South Sudan seceded from neighboring Sudan in July 2011 and took three-quarters of the formerly united country’s oil output. The landlocked country currently exports all its crude, about 220,000 barrels a day, through pipelines across Sudan. The East African nation relies on oil for more than 95 percent of government revenue.
Japanese Bullets
South Sudan has sub-Saharan Africa’s biggest oil reserves after Nigeria and Angola, according to BP Plc data. Its low-sulfur crude is prized by Japanese buyers as a cleaner-burning fuel for power generation. Japan will supply 10,000 bullets for United Nations peacekeeping operations in South Sudan, marking the first exemption under the Asian nation’s self-imposed curbs on arms exports, Kyodo News reported, without citing anyone.
South Sudan’s crude is pumped mainly by China National Petroleum Corp., Malaysia’s Petroliam Nasional Bhd. and India’s Oil & Natural Gas Corp. (ONGC)

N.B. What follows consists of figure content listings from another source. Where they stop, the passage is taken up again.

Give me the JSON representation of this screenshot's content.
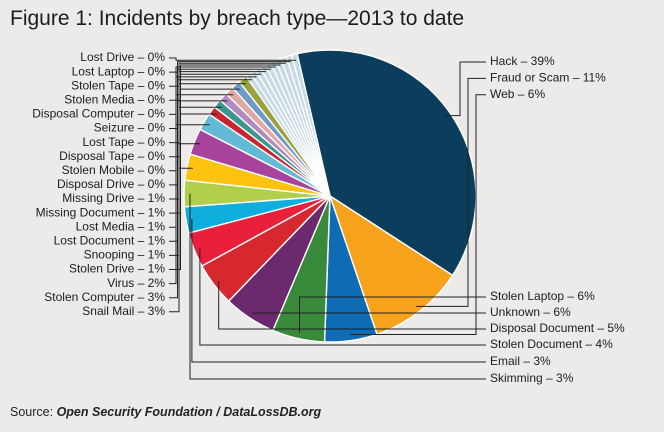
{
  "figure": {
    "title": "Figure 1: Incidents by breach type—2013 to date",
    "source_prefix": "Source: ",
    "source_name": "Open Security Foundation / DataLossDB.org"
  },
  "chart_data": {
    "type": "pie",
    "title": "Figure 1: Incidents by breach type—2013 to date",
    "slices": [
      {
        "label": "Hack – 39%",
        "name": "Hack",
        "value": 39,
        "color": "#0b3d5c"
      },
      {
        "label": "Fraud or Scam – 11%",
        "name": "Fraud or Scam",
        "value": 11,
        "color": "#f7a21b"
      },
      {
        "label": "Web – 6%",
        "name": "Web",
        "value": 6,
        "color": "#0f6bb3"
      },
      {
        "label": "Stolen Laptop – 6%",
        "name": "Stolen Laptop",
        "value": 6,
        "color": "#3a8a3c"
      },
      {
        "label": "Unknown – 6%",
        "name": "Unknown",
        "value": 6,
        "color": "#6b2a6e"
      },
      {
        "label": "Disposal Document – 5%",
        "name": "Disposal Document",
        "value": 5,
        "color": "#d7282f"
      },
      {
        "label": "Stolen Document – 4%",
        "name": "Stolen Document",
        "value": 4,
        "color": "#e91f3c"
      },
      {
        "label": "Email – 3%",
        "name": "Email",
        "value": 3,
        "color": "#0faedc"
      },
      {
        "label": "Skimming – 3%",
        "name": "Skimming",
        "value": 3,
        "color": "#b1cf4b"
      },
      {
        "label": "Snail Mail – 3%",
        "name": "Snail Mail",
        "value": 3,
        "color": "#fdc30f"
      },
      {
        "label": "Stolen Computer – 3%",
        "name": "Stolen Computer",
        "value": 3,
        "color": "#a7439d"
      },
      {
        "label": "Virus – 2%",
        "name": "Virus",
        "value": 2,
        "color": "#62bad4"
      },
      {
        "label": "Stolen Drive – 1%",
        "name": "Stolen Drive",
        "value": 1,
        "color": "#c8252e"
      },
      {
        "label": "Snooping – 1%",
        "name": "Snooping",
        "value": 1,
        "color": "#3a968f"
      },
      {
        "label": "Lost Document – 1%",
        "name": "Lost Document",
        "value": 1,
        "color": "#b38ac0"
      },
      {
        "label": "Lost Media – 1%",
        "name": "Lost Media",
        "value": 1,
        "color": "#e2a8a3"
      },
      {
        "label": "Missing Document – 1%",
        "name": "Missing Document",
        "value": 1,
        "color": "#6f9bc8"
      },
      {
        "label": "Missing Drive – 1%",
        "name": "Missing Drive",
        "value": 1,
        "color": "#9aa23d"
      },
      {
        "label": "Disposal Drive – 0%",
        "name": "Disposal Drive",
        "value": 0,
        "color": "#c7d9e2"
      },
      {
        "label": "Stolen Mobile – 0%",
        "name": "Stolen Mobile",
        "value": 0,
        "color": "#c7d9e2"
      },
      {
        "label": "Disposal Tape – 0%",
        "name": "Disposal Tape",
        "value": 0,
        "color": "#c7d9e2"
      },
      {
        "label": "Lost Tape – 0%",
        "name": "Lost Tape",
        "value": 0,
        "color": "#c7d9e2"
      },
      {
        "label": "Seizure – 0%",
        "name": "Seizure",
        "value": 0,
        "color": "#c7d9e2"
      },
      {
        "label": "Disposal Computer – 0%",
        "name": "Disposal Computer",
        "value": 0,
        "color": "#c7d9e2"
      },
      {
        "label": "Stolen Media – 0%",
        "name": "Stolen Media",
        "value": 0,
        "color": "#c7d9e2"
      },
      {
        "label": "Stolen Tape – 0%",
        "name": "Stolen Tape",
        "value": 0,
        "color": "#c7d9e2"
      },
      {
        "label": "Lost Laptop – 0%",
        "name": "Lost Laptop",
        "value": 0,
        "color": "#c7d9e2"
      },
      {
        "label": "Lost Drive – 0%",
        "name": "Lost Drive",
        "value": 0,
        "color": "#c7d9e2"
      }
    ],
    "zero_slices_color": "#c7d9e2",
    "legend": "callout labels around pie"
  }
}
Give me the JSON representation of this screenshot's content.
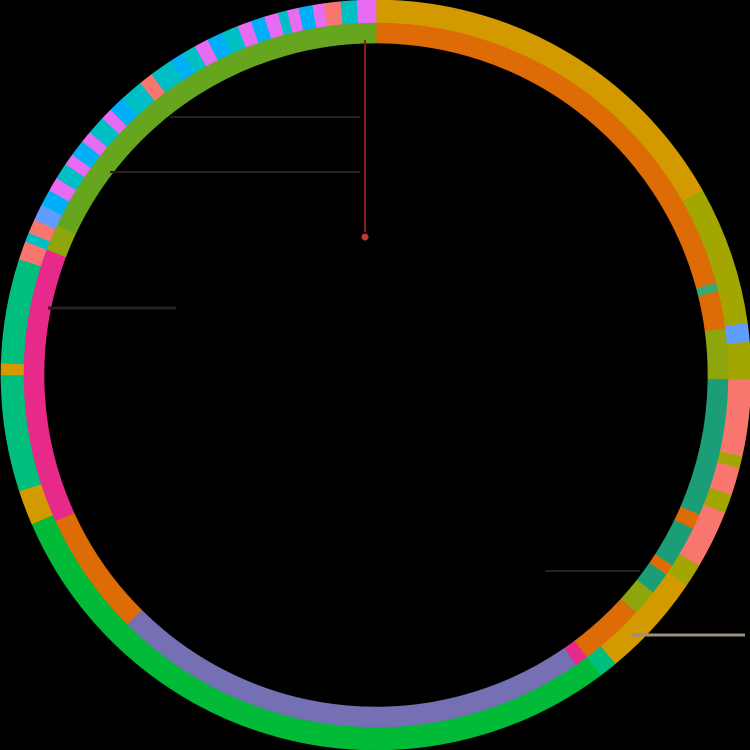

ONGC repatriated its 11 employees and the company’s joint venture has shut down oilfields in South Sudan that were producing about 40,000 barrels per day, Finance Director S.P. Garg said in a phone interview.
Chol said there is “no interruption to oil” production in the country. “Oil is still flowing,” he said.
Petroleum Minister Stephen Dhieu Dau said yesterday the evacuation of oil workers from the country is temporary and oil output from Upper Nile is flowing normally.
Thousands Displaced
The escalating crisis in South Sudan makes it “crucial that aid agencies get money needed to respond early in the year,” UN Assistant Secretary-General Toby Lanzer said on his Twitter page from Juba.
He estimated the country will need $1.1 billion of humanitarian aid in 2014 after 62,000 people were displaced in the past week’s violence.
Four U.S. service members were injured on Dec. 21 while on flights to evacuate Americans from Bor, prompting President Barack Obama’s administration to urge the opposing parties to negotiate. The UN had previously sent helicopters to evacuate staff from South Sudan, and one was hit and forced to land on Dec. 20, according to the Associated Press.
Repositioning Forces
The U.S. military is repositioning forces in the Horn of Africa region to respond to any future requests from the State Department to evacuate personnel from South Sudan, Army Colonel Steve Warren, a Pentagon spokesman, said today.
Warren declined to offer details on troop numbers or whether any U.S. troops were entering South Sudan.
Three of the four U.S. troops injured earlier are stable enough to be taken to the military hospital in Landstuhl, Germany, later today, he said. The fourth will continue to receive care from U.S. forces in Nairobi, he said.
About 380 U.S. officials and private citizens have been evacuated to Nairobi and other locations, along with about 300 others, U.S. State Department spokeswoman Jen Psaki said in an e-mailed statement yesterday.
“We strongly recommend U.S. citizens in South Sudan depart immediately, and we encourage those who remain to keep in touch with the embassy,” she said in the statement.
Obama sent a letter to Congress yesterday saying he “may take further action to support the security of U.S. citizens, personnel, and property, including our embassy” in South Sudan.